'Shakespeare in Love' a merry olde farce
http://www.usatoday.com/life/enter/movies/lfilm433.htm
12/17/99- Updated 01:35 PM ET
By Mike Clark, USA TODAY
The Bard has writer's block in the art house hit-to-be Shakespeare in
Love, though given the state of his career in 1593, he's just a bard
with a lower-case "b." London's rival Curtain and Rose theaters are
fighting to land young Will's latest, but the promising playwright is
at a loss penning the play — a romance about a pirate's daughter,
featuring lovers named Romeo and Ethel.
So far, the results couldn't be more off the mark if they were Fred
and Ethel. Yet by the time this accessibly brainy screen charmer
wraps up on its highest notes, we'll have seen the creative process
work its way to perfection and had a series of escalating belly laughs
along the way. Marc Norman and Tom Stoppard have written one of the
year's smartest scripts, and Mrs. Brown director John Madden gets a
chance to show a funny side that's previously been submerged.
Every writer needs a muse, and Shakespeare (Joseph Fiennes) at least
finds inspiration in the luminous and sexually willing Lady Viola
(Gwyneth Paltrow). Unfortunately, she's mired in a forced engagement
to an insufferable lord she loathes (Colin Friel), who wants to whisk
her across the Atlantic to his Virginia tobacco fields.

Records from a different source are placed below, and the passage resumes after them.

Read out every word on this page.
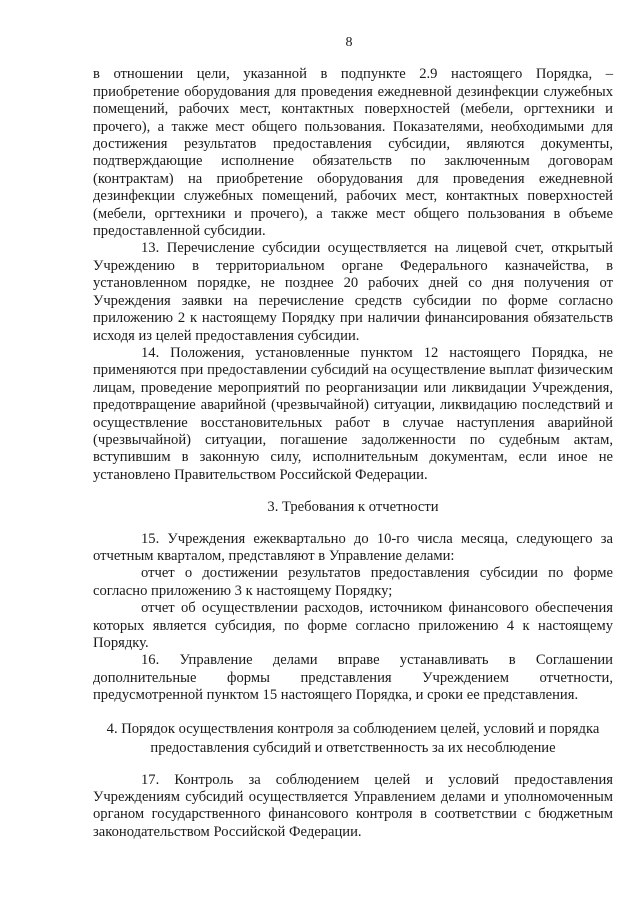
8

в отношении цели, указанной в подпункте 2.9 настоящего Порядка, – приобретение оборудования для проведения ежедневной дезинфекции служебных помещений, рабочих мест, контактных поверхностей (мебели, оргтехники и прочего), а также мест общего пользования. Показателями, необходимыми для достижения результатов предоставления субсидии, являются документы, подтверждающие исполнение обязательств по заключенным договорам (контрактам) на приобретение оборудования для проведения ежедневной дезинфекции служебных помещений, рабочих мест, контактных поверхностей (мебели, оргтехники и прочего), а также мест общего пользования в объеме предоставленной субсидии.

13. Перечисление субсидии осуществляется на лицевой счет, открытый Учреждению в территориальном органе Федерального казначейства, в установленном порядке, не позднее 20 рабочих дней со дня получения от Учреждения заявки на перечисление средств субсидии по форме согласно приложению 2 к настоящему Порядку при наличии финансирования обязательств исходя из целей предоставления субсидии.

14. Положения, установленные пунктом 12 настоящего Порядка, не применяются при предоставлении субсидий на осуществление выплат физическим лицам, проведение мероприятий по реорганизации или ликвидации Учреждения, предотвращение аварийной (чрезвычайной) ситуации, ликвидацию последствий и осуществление восстановительных работ в случае наступления аварийной (чрезвычайной) ситуации, погашение задолженности по судебным актам, вступившим в законную силу, исполнительным документам, если иное не установлено Правительством Российской Федерации.

3. Требования к отчетности

15. Учреждения ежеквартально до 10-го числа месяца, следующего за отчетным кварталом, представляют в Управление делами:

отчет о достижении результатов предоставления субсидии по форме согласно приложению 3 к настоящему Порядку;

отчет об осуществлении расходов, источником финансового обеспечения которых является субсидия, по форме согласно приложению 4 к настоящему Порядку.

16. Управление делами вправе устанавливать в Соглашении дополнительные формы представления Учреждением отчетности, предусмотренной пунктом 15 настоящего Порядка, и сроки ее представления.

4. Порядок осуществления контроля за соблюдением целей, условий и порядка предоставления субсидий и ответственность за их несоблюдение

17. Контроль за соблюдением целей и условий предоставления Учреждениям субсидий осуществляется Управлением делами и уполномоченным органом государственного финансового контроля в соответствии с бюджетным законодательством Российской Федерации.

Viola also finds herself stage-struck in the Elizabethan era, when
women are forbidden to appear on the boards. Her solution is to dress
as a man (Twelfth Night echoes abound here) and win the Romeo role
without her playwright lover's awareness — initially, at least — of
her identity.
It's a tossup as to which is more fun: Seeing the historical likes of
Shakespeare, Elizabeth I, rival playwright Christopher Marlowe (Rupert
Everett) and others interacting in sprightly situations, or watching a
cast of hot actors — Ben Affleck, Geoffrey Rush and Tom Wilkinson
included — hustling and bustling in farcical fashion on stage and off
as the troupe cuts, pastes and modifies a flop into Romeo and Juliet.
The film's one weak link is Fiennes, who just isn't very imposing when
everyone else around him is. Paltrow, in fact, makes her strongest
screen impression to date after a series of indifferent movies and
roles.
As Elizabeth, Judi Dench is such a smash that she'll probably get a
deserved Oscar nomination for a relatively small role — one that'll
hopefully match an academy nod for the script. This makes it two
brilliant queens in a row for the actress, following her Mrs. Brown
nomination as Queen Victoria. By now, we'd have to give Dench the
benefit of the doubt were someone to cast her as Queen Latifah.